A maior parte dos dados que o Google coleta a meu respeito é obtida por meio da minha interação com os computadores de outras pessoas. Por que observar essa interação seria um “roubo”? Quanto ao fato de os consumidores cederem ativamente as informações, eles geralmente estão fazendo isso ao se submeterem a um contrato. Zuboff diz que não há benefício nessa troca de informações, exceto para as empresas. Isso talvez surpreenda os que já usaram serviços comercialmente importantes disponíveis graças a essas informações e que as empresas usam para satisfazer os interesses tanto dos consumidores quanto os da própria companhia,
Por fim, Zuboff diz que os consumidores são relativamente incapazes de entender como as informações pessoais são coletadas, armazenadas, compartilhadas e usadas. Concordamos. Os usuários não entendem os riscos disso. As empresas estão numa relação de relativo poder ao reunirem mais informações do que precisam, usando-a às vezes de uma forma que o consumidor não gostaria. Mas a tolerância ao risco nesse espaço é bem diferente (exceto pelo roubo de identidade) e é improvável que os céticos consigam calcular com precisão esse risco. Levando em conta o problema de discernir os interesses reais dos consumidores e as várias compensações possíveis, é até arrogante querer decidir pelos consumidores com quais termos eles podem ou não concordar.
Embora o livro de Zuboff enfatize o desequilíbrio de poder relativamente novo e fraco entre usuários e as empresas de internet como o Google, ela não fala muito sobre um desequilíbrio mais persistente e forte: aquele entre o governo e o cidadão.
Ao contrário do Google, o governo pode prendê-lo. Há um bom motivo – inexplorado por Zuboff – para querermos observar e restringir como o governo acessa nossas informações pessoais a partir dos dados coletados por essas empresas. Para tanto, temos de reconsiderar os padrões legais que garantem o acesso do governo a informações pessoais e que não passam no teste da causa provável garantida pela Quarta Emenda. O livro ficaria melhor se ela reconhecesse que o mesmo governo que, de acordo com a autora, deveria nos proteger do capitalismo vigilante é o governo que ameaça os seres humanos – sobretudo os desprovidos – por meio da velha vigilância de sempre.

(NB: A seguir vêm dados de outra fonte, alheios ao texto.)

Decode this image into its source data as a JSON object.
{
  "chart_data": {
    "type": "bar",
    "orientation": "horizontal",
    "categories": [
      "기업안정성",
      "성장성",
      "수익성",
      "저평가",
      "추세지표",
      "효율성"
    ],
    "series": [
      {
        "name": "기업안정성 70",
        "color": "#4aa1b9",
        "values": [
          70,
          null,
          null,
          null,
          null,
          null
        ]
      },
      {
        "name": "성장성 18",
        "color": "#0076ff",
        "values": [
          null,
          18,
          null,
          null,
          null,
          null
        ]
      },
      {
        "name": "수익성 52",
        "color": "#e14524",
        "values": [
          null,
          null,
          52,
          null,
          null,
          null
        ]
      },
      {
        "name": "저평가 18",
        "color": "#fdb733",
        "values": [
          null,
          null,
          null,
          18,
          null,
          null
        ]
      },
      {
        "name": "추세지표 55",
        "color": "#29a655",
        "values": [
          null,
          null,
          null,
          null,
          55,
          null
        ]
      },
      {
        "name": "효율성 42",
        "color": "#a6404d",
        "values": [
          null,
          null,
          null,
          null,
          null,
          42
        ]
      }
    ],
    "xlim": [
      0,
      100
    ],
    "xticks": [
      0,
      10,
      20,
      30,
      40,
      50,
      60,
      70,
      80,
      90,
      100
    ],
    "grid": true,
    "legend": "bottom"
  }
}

Surveillance Capitalism foi escrito para estimular os já convencidos, e não para convencer os céticos. A começar pelo título semanticamente poderoso, Zuboff provoca o leitor. Mas, quando se trata de levar em conta políticas capazes de resolver os problemas que ela levanta, o melhor a fazer é prestar atenção ao que ela omite.
Neil Chilson é pesquisador no Stand Together and the Charles Koch Institute. Sua área de atuação é a tecnologia e a inovação.